Marks the start of the hardest section, though it feels similar to the first rapid. Description/lines are basically the same, and the river even bends the same direction with a few random holes/rocks. Hope you're feeling fresh, because from here there is no let up until you are at the bottom of the Crux (approximately 200 fpm in the next mile of whitewater).
The river begins to steepen and gets mankier. When it makes an abrupt left turn, you will be tempted to swing wide and eddy out right. Don't do it!
The best (cleanest) line is cutting hard left at the top of the turn, boofing through several holes and weird currents to the left of a large mid-river boulder. A 1/4 mile of continued big holes and waves follow the rapid, leading to the lip of the Crux Line.
Part one of the hardest individual part of the run.
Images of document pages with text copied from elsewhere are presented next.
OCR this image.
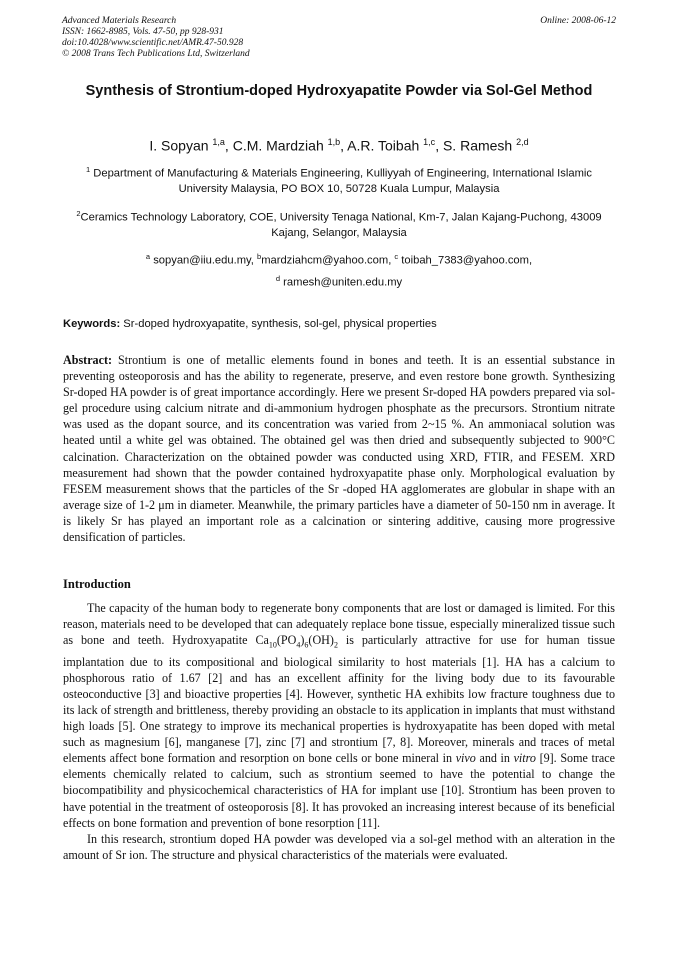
Advanced Materials Research
ISSN: 1662-8985, Vols. 47-50, pp 928-931
doi:10.4028/www.scientific.net/AMR.47-50.928
© 2008 Trans Tech Publications Ltd, Switzerland
Online: 2008-06-12
Synthesis of Strontium-doped Hydroxyapatite Powder via Sol-Gel Method
I. Sopyan $^{1,a}$, C.M. Mardziah $^{1,b}$, A.R. Toibah $^{1,c}$, S. Ramesh $^{2,d}$
$^1$ Department of Manufacturing & Materials Engineering, Kulliyyah of Engineering, International Islamic University Malaysia, PO BOX 10, 50728 Kuala Lumpur, Malaysia
$^2$Ceramics Technology Laboratory, COE, University Tenaga National, Km-7, Jalan Kajang-Puchong, 43009 Kajang, Selangor, Malaysia
$^a$ sopyan@iiu.edu.my, $^b$mardziahcm@yahoo.com, $^c$ toibah_7383@yahoo.com,
$^d$ ramesh@uniten.edu.my
Keywords: Sr-doped hydroxyapatite, synthesis, sol-gel, physical properties
Abstract: Strontium is one of metallic elements found in bones and teeth. It is an essential substance in preventing osteoporosis and has the ability to regenerate, preserve, and even restore bone growth. Synthesizing Sr-doped HA powder is of great importance accordingly. Here we present Sr-doped HA powders prepared via sol-gel procedure using calcium nitrate and di-ammonium hydrogen phosphate as the precursors. Strontium nitrate was used as the dopant source, and its concentration was varied from 2~15 %. An ammoniacal solution was heated until a white gel was obtained. The obtained gel was then dried and subsequently subjected to 900°C calcination. Characterization on the obtained powder was conducted using XRD, FTIR, and FESEM. XRD measurement had shown that the powder contained hydroxyapatite phase only. Morphological evaluation by FESEM measurement shows that the particles of the Sr -doped HA agglomerates are globular in shape with an average size of 1-2 μm in diameter. Meanwhile, the primary particles have a diameter of 50-150 nm in average. It is likely Sr has played an important role as a calcination or sintering additive, causing more progressive densification of particles.
Introduction

The capacity of the human body to regenerate bony components that are lost or damaged is limited. For this reason, materials need to be developed that can adequately replace bone tissue, especially mineralized tissue such as bone and teeth. Hydroxyapatite $Ca_{10}(PO_4)_6(OH)_2$ is particularly attractive for use for human tissue implantation due to its compositional and biological similarity to host materials [1]. HA has a calcium to phosphorous ratio of 1.67 [2] and has an excellent affinity for the living body due to its favourable osteoconductive [3] and bioactive properties [4]. However, synthetic HA exhibits low fracture toughness due to its lack of strength and brittleness, thereby providing an obstacle to its application in implants that must withstand high loads [5]. One strategy to improve its mechanical properties is hydroxyapatite has been doped with metal such as magnesium [6], manganese [7], zinc [7] and strontium [7, 8]. Moreover, minerals and traces of metal elements affect bone formation and resorption on bone cells or bone mineral in vivo and in vitro [9]. Some trace elements chemically related to calcium, such as strontium seemed to have the potential to change the biocompatibility and physicochemical characteristics of HA for implant use [10]. Strontium has been proven to have potential in the treatment of osteoporosis [8]. It has provoked an increasing interest because of its beneficial effects on bone formation and prevention of bone resorption [11].

In this research, strontium doped HA powder was developed via a sol-gel method with an alteration in the amount of Sr ion. The structure and physical characteristics of the materials were evaluated.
Scout this from the road beforehand, as you won't be stopping above it, and some parts may be junky or have big holes.
Following the entrance to the crux, the river enters a straight away with many big white boulders and holes. Once it really steepens, you will be at the top of this rapid: the entrance of which is guarded by a big hole, and followed by a large mid-stream boulder. Left on both is often easier, and will present you with a nice curler/tongue into the meat of the rapid. At most flows, the rest of the drop consists of a series of large holes which can be run middle/left. Stay on your toes, the last one is the biggest!
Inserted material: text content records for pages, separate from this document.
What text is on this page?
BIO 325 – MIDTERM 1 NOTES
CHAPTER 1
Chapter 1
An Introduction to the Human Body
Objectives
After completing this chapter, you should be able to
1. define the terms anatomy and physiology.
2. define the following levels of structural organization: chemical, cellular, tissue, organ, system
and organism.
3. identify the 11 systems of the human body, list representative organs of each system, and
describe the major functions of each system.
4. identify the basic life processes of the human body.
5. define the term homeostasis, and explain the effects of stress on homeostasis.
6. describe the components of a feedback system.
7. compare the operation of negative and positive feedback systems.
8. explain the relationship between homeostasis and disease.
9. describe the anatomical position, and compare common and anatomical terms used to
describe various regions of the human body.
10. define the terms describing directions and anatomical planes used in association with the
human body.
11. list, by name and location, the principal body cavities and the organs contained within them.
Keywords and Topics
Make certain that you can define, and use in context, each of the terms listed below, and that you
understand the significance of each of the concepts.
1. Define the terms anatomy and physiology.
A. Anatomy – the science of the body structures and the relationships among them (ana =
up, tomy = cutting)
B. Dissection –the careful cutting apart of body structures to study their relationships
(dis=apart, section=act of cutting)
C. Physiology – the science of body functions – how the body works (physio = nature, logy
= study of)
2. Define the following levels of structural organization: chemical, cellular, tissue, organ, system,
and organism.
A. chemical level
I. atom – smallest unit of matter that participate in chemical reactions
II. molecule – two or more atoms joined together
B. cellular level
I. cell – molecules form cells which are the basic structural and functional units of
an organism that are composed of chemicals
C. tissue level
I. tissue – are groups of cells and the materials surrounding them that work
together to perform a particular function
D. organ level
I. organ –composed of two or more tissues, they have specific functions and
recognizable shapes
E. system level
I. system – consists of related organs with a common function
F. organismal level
A nearly 1/2 mile long runout follows the Crux. Although the moves are not distinct, the river remains steep and contains many back to back holes which must be punched or hit straight. At this point your arms may be burning!
Eventually the pace slacks somewhat, but be on your toes for a few sleeper holes before you pass Shingle Mill Flat Picnic Area.
Easy to scout from the road, this rapid is on a steep right hand bend. The typical line is to stay middle/left through a series of chaotic ledges and holes, punching a fat bottom hole. Ends in a small and pleasant gorge.
A nice gorge section, with some big boulders and entertaining whitewater. Nothing too hard but lots of fun little lines and some eddies.
Easily seen from the road, and recognized by big boulders and notable white cliffs.
Last section of distinct whitewater, and probably the first thing you'll notice when driving up the road. Its a small narrows with some fun boofs/weird wave features.
Below here the river becomes less distinct and is mostly a continuous wavetrain of splashy class 2 or 3. Many different takeout options exist, but make sure that there is actually an eddy where you intend to stop.
Ya can't just rename the rapids. The crux is called TittyMilk Falls
Ran this section today at a little over 1000CFS. Clean with no channels blocked with wood. Rocks were well padded and holes were mostly wave holes. Really fun run but really felt like one big long rapid. A swim would be very consequential due to the continuous nature. We put in at the bridge where the W. Walker goes under 395 and took out at the river park just south of Walker. The AW Description does not mention that Large changes occurred to the streamed after the 1997 flood and apparently much of the river was altered to give it a similar but easier character to things like the N. Fk. of the Payette.
I felt like it had bits of class IV munchiness with Class III moves but Class V consequence at this level. Higher flows would make it considerably more scary, and lower flows would make it more technical. we felt like the 1000-1200 level was optimal flows for this run.